Alarmingly, the findings also indicate that many individuals are failing to shop around when purchasing income drawdown. Without shopping around, they could be at risk of not getting the best deal and end up with potentially less money in their pocket every month in retirement than what could have been the case. For instance, the charges may be higher than alternative options. Which? found last year that the difference between the cheapest and most expensive drawdown plans was a staggering £12,000 lost in charges over a 15 year period. But not only this, the choice of investments may not always be appropriate for an individual’s needs, meaning that they could lose out twice; so shopping around should always be a priority.

Whilst employers and Trustees can’t always guarantee employees and pension scheme members will always make the right decisions at-retirement, there is a duty of care and a regulatory requirement to have processes in place to help them understand how to protect themselves and make informed choices.

An efficient way to do this is to facilitate access to financial education and guidance at-retirement, as employees and members are more likely to make informed choices if they do; including being able to decide if they need further support such as regulated financial advice.
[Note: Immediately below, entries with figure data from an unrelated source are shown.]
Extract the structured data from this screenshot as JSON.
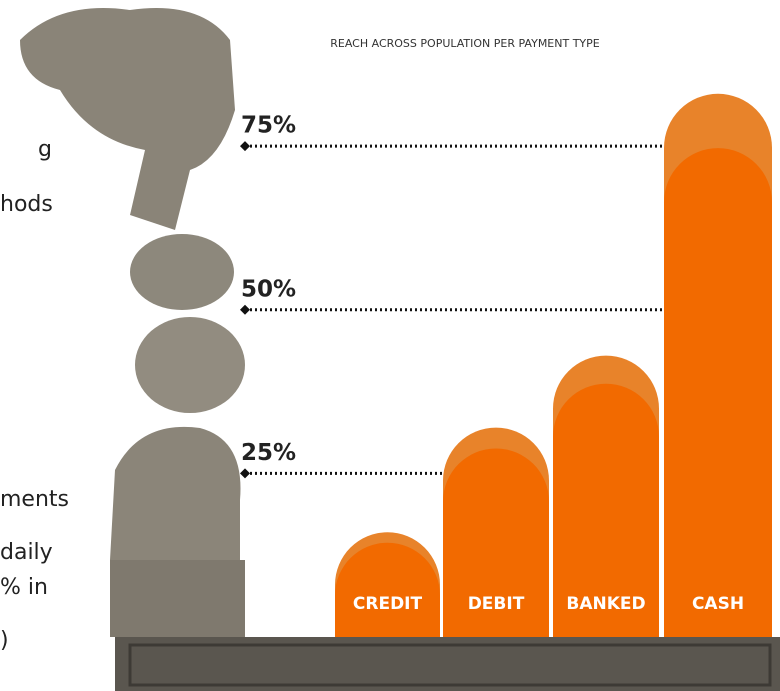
{
  "side_text": [
    "g",
    "hods",
    "ments",
    "daily",
    "% in",
    ")"
  ],
  "chart_data": {
    "type": "bar",
    "title": "REACH ACROSS POPULATION PER PAYMENT TYPE",
    "categories": [
      "CREDIT",
      "DEBIT",
      "BANKED",
      "CASH"
    ],
    "values": [
      16,
      32,
      43,
      83
    ],
    "color": "#f26a00",
    "ylim": [
      0,
      90
    ],
    "yticks": [
      {
        "value": 25,
        "label": "25%"
      },
      {
        "value": 50,
        "label": "50%"
      },
      {
        "value": 75,
        "label": "75%"
      }
    ],
    "grid": true
  }
}
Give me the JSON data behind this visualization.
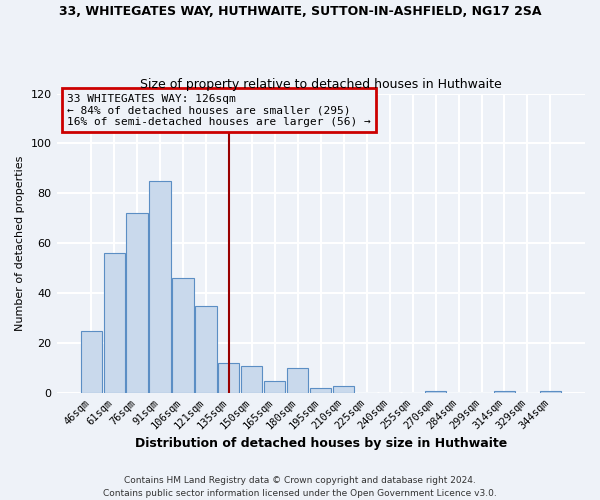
{
  "title": "33, WHITEGATES WAY, HUTHWAITE, SUTTON-IN-ASHFIELD, NG17 2SA",
  "subtitle": "Size of property relative to detached houses in Huthwaite",
  "xlabel": "Distribution of detached houses by size in Huthwaite",
  "ylabel": "Number of detached properties",
  "bin_labels": [
    "46sqm",
    "61sqm",
    "76sqm",
    "91sqm",
    "106sqm",
    "121sqm",
    "135sqm",
    "150sqm",
    "165sqm",
    "180sqm",
    "195sqm",
    "210sqm",
    "225sqm",
    "240sqm",
    "255sqm",
    "270sqm",
    "284sqm",
    "299sqm",
    "314sqm",
    "329sqm",
    "344sqm"
  ],
  "bar_heights": [
    25,
    56,
    72,
    85,
    46,
    35,
    12,
    11,
    5,
    10,
    2,
    3,
    0,
    0,
    0,
    1,
    0,
    0,
    1,
    0,
    1
  ],
  "bar_color": "#c9d9ec",
  "bar_edge_color": "#5b8ec4",
  "vline_x": 6.0,
  "vline_color": "#990000",
  "annotation_line1": "33 WHITEGATES WAY: 126sqm",
  "annotation_line2": "← 84% of detached houses are smaller (295)",
  "annotation_line3": "16% of semi-detached houses are larger (56) →",
  "annotation_box_color": "#cc0000",
  "ylim": [
    0,
    120
  ],
  "yticks": [
    0,
    20,
    40,
    60,
    80,
    100,
    120
  ],
  "footer1": "Contains HM Land Registry data © Crown copyright and database right 2024.",
  "footer2": "Contains public sector information licensed under the Open Government Licence v3.0.",
  "background_color": "#eef2f8",
  "grid_color": "#ffffff"
}
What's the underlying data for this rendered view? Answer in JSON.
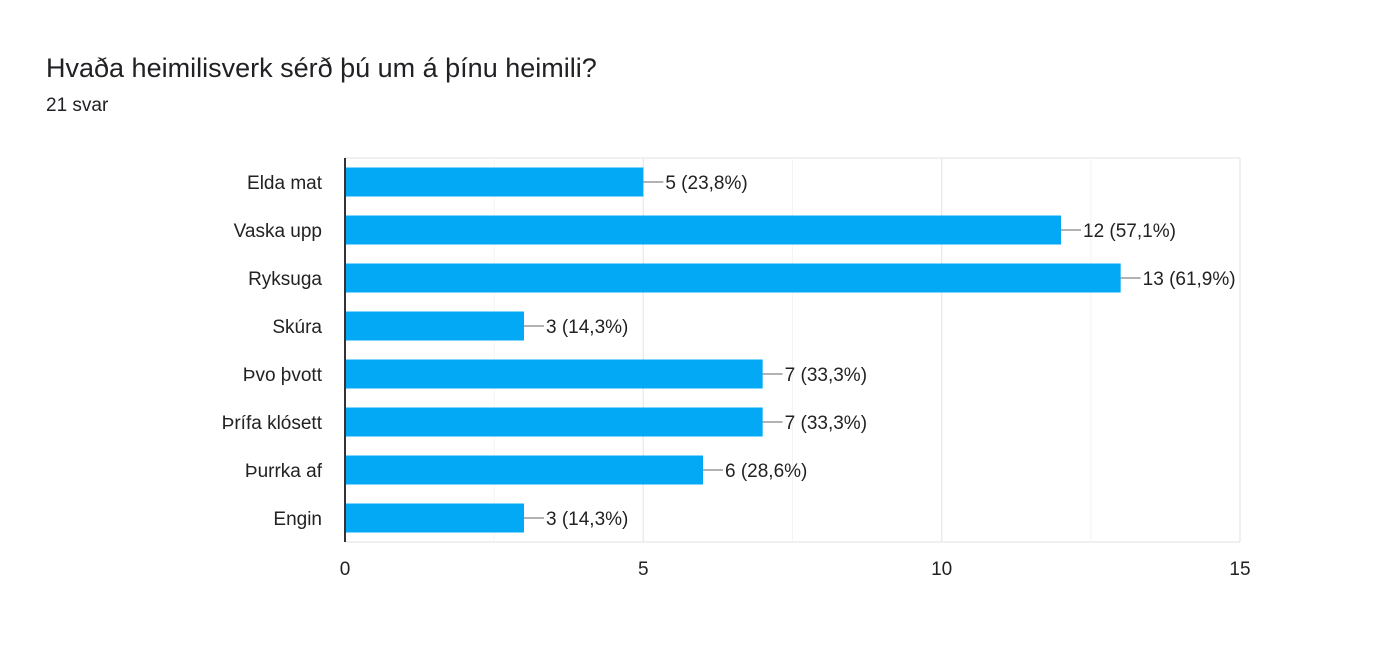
{
  "question": {
    "title": "Hvaða heimilisverk sérð þú um á þínu heimili?",
    "response_count": "21 svar"
  },
  "colors": {
    "bar": "#03a9f4",
    "grid": "#ebebeb",
    "axis": "#333333",
    "leader": "#999999"
  },
  "chart_data": {
    "type": "bar",
    "orientation": "horizontal",
    "categories": [
      "Elda mat",
      "Vaska upp",
      "Ryksuga",
      "Skúra",
      "Þvo þvott",
      "Þrífa klósett",
      "Þurrka af",
      "Engin"
    ],
    "values": [
      5,
      12,
      13,
      3,
      7,
      7,
      6,
      3
    ],
    "data_labels": [
      "5 (23,8%)",
      "12 (57,1%)",
      "13 (61,9%)",
      "3 (14,3%)",
      "7 (33,3%)",
      "7 (33,3%)",
      "6 (28,6%)",
      "3 (14,3%)"
    ],
    "xlim": [
      0,
      15
    ],
    "x_ticks": [
      0,
      5,
      10,
      15
    ],
    "x_minor_gridlines": [
      2.5,
      7.5,
      12.5
    ],
    "grid": true,
    "legend": "none",
    "xlabel": "",
    "ylabel": ""
  }
}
If this is done after a thorough due diligence process which includes sourcing a reputable firm and checking their regulatory record, speaking to other schemes or employers using their services, looking at member feedback and carrying out a site visit, employers and Trustees should then feel confident that they are doing everything within their power to ensure that the right level of support is provided to all employees and scheme members, at the right time.